Monday, April 23, 2007 @ 10:16 AM

I love her.
I love her so much that i can't sense my own existant,
it feels that i'm living just for her; i think i am living just for her.
i exist because of her.
i won't wanna let her down, never will let her down.

yes, the her is non other than my baby.



just got back from setting up of suntec bazaar.
more than 16 hours of work, how tiring can this be.
although it feel quite torturing, cause i was having very bad backache and terrible headache.
but still... it was quite fun. (:
carrying of cartons, labeling of price for apparels(many many cartons of apparels).
getting dirty, i mean super dirty.
sneezed an infinity times all thanks to the dust.
drank many many green teas and smoke lots and lots of ciggies.
visiting basement dirty toilet many many times(the toilet stinks like it hasn't been washed for a million years)




i miss my bay ):


Saturday, April 21, 2007 @ 1:07 AM

i just realised something today during closing,
Bani is actually fatter then me! whoa...
although his 'breast' is smaller then mine, but it's so big for a guy.
i think he needs nipple tape.
while trying on to some new arrivals, i don't know he excited with what lah huh.
he actually used scotch tape to act as nipple tape, i can tell you it's useless please!
my god.

work has been going fine for me.
this guy from wingtai is joining my team next week, as a SSA.
i'm quite scared actually,
maybe i really never work as hard as i thought i would.
i wanna get promoted so badly, for the $$$.
it's not that much, but it's still money. duh~
and i wanna give bay good life, so i need more $$$$. (:

alrights, off to youtube.

baby, i will still wanna love you more. Much much more....

/later


Thursday, April 19, 2007 @ 8:48 PM

today is a fucking suay day,
i got caught for throwing cigg butt again.
3rd time please.
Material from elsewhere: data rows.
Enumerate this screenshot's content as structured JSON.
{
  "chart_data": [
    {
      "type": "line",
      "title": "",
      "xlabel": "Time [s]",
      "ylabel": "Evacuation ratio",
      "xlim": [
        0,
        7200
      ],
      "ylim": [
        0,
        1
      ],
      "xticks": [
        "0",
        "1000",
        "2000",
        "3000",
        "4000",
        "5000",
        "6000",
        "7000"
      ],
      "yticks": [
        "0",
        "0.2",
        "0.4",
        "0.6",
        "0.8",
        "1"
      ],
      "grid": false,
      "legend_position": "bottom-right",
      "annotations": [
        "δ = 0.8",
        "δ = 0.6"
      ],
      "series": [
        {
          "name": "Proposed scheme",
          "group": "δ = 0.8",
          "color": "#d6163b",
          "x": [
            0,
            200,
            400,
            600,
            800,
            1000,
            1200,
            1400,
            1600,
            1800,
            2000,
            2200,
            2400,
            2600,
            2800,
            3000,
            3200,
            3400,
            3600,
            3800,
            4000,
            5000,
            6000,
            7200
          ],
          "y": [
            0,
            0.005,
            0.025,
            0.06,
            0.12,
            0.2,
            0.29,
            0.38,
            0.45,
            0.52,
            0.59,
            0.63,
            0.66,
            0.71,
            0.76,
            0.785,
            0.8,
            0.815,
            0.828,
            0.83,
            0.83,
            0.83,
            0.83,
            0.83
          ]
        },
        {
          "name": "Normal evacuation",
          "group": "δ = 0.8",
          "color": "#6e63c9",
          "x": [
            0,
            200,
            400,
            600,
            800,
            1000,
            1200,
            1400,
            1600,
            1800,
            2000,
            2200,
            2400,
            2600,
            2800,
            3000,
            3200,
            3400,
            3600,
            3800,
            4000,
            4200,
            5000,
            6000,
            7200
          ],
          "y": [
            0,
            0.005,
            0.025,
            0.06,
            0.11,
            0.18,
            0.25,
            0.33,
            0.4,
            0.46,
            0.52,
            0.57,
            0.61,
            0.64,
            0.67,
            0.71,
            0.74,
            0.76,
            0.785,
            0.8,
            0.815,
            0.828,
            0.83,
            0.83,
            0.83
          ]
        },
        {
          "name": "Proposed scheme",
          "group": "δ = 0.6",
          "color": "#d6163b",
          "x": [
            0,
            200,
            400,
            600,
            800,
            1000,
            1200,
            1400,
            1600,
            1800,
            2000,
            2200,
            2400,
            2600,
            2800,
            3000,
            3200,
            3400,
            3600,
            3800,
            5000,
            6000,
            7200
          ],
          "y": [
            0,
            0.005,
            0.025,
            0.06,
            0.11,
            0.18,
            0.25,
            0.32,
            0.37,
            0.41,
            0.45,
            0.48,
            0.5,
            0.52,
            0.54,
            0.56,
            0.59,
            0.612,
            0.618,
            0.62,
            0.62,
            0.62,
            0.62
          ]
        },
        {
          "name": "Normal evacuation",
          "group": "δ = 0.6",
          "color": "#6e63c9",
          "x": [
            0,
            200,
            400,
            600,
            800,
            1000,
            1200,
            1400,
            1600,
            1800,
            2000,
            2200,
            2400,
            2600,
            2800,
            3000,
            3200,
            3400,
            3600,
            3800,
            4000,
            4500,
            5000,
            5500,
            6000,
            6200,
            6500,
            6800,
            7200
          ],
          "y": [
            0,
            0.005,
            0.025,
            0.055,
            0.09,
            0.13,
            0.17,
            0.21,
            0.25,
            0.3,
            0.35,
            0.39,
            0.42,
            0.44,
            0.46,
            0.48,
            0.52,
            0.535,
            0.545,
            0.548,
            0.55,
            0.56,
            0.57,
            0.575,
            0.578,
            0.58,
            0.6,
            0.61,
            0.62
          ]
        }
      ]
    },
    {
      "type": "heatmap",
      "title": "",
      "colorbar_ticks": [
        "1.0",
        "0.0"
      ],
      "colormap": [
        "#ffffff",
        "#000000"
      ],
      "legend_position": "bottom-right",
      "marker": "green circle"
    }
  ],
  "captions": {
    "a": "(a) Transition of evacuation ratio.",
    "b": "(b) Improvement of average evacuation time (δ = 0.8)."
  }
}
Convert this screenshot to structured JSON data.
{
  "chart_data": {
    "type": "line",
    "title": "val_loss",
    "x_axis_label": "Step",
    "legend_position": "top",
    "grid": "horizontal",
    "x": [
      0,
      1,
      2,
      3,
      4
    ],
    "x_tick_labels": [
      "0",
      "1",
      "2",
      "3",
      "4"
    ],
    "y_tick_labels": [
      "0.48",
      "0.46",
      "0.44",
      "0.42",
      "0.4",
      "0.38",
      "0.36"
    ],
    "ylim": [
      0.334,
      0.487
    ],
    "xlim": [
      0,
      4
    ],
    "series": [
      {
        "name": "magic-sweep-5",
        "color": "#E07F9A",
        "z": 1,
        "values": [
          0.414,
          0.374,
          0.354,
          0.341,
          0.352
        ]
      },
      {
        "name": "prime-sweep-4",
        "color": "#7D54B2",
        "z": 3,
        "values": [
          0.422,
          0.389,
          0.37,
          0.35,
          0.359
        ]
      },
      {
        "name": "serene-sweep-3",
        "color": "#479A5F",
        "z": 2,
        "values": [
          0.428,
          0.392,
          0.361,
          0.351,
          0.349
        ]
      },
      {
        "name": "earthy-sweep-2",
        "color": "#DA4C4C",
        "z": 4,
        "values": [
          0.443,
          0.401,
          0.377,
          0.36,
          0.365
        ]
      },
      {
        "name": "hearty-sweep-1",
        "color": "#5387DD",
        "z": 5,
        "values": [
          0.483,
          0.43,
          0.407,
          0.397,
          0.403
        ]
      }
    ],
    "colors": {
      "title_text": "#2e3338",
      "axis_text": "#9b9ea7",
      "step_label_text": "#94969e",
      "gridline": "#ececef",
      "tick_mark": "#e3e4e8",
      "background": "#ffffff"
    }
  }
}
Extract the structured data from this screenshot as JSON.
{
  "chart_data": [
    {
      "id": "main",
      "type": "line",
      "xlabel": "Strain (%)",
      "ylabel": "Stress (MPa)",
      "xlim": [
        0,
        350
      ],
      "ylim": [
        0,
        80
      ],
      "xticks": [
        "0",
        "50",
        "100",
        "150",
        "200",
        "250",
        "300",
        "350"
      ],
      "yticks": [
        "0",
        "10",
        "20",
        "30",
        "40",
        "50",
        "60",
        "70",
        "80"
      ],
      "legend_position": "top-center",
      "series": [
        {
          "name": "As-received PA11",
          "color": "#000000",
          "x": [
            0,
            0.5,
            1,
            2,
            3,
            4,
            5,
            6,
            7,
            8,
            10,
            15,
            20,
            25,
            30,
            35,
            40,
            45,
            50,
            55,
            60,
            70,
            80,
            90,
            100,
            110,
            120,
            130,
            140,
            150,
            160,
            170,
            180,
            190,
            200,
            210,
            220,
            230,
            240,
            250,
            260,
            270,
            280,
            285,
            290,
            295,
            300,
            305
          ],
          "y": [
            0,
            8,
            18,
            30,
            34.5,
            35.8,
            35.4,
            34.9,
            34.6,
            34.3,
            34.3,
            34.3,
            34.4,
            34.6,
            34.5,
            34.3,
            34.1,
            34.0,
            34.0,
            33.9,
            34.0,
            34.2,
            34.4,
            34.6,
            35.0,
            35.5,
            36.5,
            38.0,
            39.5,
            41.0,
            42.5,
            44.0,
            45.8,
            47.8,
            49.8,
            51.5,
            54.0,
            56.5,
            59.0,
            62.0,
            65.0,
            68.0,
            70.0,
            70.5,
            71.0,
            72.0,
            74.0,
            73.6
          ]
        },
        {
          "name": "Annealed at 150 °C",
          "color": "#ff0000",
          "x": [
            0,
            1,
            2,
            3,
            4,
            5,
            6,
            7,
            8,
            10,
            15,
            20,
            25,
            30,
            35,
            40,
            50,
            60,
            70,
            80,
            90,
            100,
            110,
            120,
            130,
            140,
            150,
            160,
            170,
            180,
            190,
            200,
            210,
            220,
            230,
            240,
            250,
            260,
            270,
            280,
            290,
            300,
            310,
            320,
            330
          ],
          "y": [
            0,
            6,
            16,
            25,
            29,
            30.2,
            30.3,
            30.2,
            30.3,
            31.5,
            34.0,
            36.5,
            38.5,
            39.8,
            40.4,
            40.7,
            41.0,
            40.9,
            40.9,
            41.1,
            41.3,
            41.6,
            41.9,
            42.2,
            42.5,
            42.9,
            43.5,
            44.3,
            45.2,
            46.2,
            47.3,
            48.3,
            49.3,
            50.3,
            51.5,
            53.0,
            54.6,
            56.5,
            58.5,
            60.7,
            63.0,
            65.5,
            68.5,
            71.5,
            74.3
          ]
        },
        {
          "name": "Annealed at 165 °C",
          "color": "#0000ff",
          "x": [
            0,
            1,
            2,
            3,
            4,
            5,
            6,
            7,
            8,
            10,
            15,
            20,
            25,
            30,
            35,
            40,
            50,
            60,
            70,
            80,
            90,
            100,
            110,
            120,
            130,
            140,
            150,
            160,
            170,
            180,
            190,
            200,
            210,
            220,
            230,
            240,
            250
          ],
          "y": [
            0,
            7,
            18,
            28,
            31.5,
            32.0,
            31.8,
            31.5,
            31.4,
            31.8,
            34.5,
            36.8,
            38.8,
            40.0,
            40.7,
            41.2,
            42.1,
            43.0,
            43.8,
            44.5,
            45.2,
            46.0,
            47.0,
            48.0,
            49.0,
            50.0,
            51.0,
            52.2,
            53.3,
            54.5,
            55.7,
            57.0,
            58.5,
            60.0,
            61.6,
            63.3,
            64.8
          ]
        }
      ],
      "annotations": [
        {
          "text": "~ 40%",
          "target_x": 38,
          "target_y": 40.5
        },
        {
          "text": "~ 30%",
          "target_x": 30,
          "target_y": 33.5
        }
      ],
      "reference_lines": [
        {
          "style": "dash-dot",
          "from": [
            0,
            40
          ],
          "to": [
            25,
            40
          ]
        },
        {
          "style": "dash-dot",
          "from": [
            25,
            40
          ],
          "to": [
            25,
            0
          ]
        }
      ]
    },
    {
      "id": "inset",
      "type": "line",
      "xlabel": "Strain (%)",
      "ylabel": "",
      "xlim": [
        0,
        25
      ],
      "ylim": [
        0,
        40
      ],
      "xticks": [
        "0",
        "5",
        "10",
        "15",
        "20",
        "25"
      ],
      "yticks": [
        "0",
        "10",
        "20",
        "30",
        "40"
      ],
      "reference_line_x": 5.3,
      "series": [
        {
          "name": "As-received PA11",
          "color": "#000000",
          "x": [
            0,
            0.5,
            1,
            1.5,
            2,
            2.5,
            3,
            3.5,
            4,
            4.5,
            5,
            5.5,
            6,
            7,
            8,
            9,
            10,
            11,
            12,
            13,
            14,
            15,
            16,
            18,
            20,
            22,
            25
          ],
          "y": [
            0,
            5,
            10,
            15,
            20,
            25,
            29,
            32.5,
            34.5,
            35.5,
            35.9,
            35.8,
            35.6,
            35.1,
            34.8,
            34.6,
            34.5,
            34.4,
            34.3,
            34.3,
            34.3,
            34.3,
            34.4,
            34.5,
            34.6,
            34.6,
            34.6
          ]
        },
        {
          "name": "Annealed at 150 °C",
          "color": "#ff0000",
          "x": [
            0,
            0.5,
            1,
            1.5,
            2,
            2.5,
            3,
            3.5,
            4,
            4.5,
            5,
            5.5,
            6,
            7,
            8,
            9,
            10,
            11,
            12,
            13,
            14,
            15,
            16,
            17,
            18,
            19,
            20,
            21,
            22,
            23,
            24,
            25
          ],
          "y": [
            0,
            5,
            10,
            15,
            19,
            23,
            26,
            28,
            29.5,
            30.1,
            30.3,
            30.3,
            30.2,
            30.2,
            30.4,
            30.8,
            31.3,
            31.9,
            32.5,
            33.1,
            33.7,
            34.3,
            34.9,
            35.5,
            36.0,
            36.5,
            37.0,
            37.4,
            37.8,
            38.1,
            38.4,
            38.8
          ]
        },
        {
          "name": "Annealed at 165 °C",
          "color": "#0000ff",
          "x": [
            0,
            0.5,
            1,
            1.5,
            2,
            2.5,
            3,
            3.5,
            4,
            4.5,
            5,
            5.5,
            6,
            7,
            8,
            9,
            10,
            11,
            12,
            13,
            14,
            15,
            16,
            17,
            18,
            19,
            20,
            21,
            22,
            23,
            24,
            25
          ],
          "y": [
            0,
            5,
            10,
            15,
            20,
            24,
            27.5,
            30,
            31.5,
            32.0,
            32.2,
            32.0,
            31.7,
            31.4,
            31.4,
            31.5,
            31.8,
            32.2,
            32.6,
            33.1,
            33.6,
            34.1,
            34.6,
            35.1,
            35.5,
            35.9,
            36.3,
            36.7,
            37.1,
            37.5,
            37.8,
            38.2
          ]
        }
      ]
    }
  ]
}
GRRRR!!!
SUPER BAD MOOD!!!!!!!!!!


well,
i've been feeling so emotionally unstable these few days.
i've totally got no idea why is it so.

maybe...
1stly, i've lost a number of important people.
2ndly.............. i don't know.

the fear that i've always felt has come back again,
the fear of losing.
there's so many decisions that had been made,
i wasn't even being informed at all, maybe i'm the last to know.
the feeling suck,
suck big time.

aiya,
whatever lah.


super no mood now,
i can kill YOU now if you provoke me.


im gonna CS.




/later


Wednesday, April 18, 2007 @ 11:27 PM


Our genting trip was great! (:
had so much fun.
look how lovely this girlie is, loves. (:
next trip?
yes yes, next month. (:
what will i be without you baby.
/later


Monday, April 09, 2007 @ 10:24 AM

i seriously honestly sincerely think that my blog can't be seen.
but who cares.
haven't been logging into blogger for such a long time,
the last time i logged in it gave me so much problems.
you can see me, you can see me NOT!
whatever....

i can't wait for our upcoming trip to genting!
(:
baby look so sososososososososoosososososo gorgeous when we'er purchasing our tix.
OPS!
i don't mean she's not now,
but when someone's happy they will look extremely gorgeous,
ain't i right?
hor baby? (:

alrights,
time to work.

i think i'm addicted to CS again,
no more 1.6, it's Condition Zero now.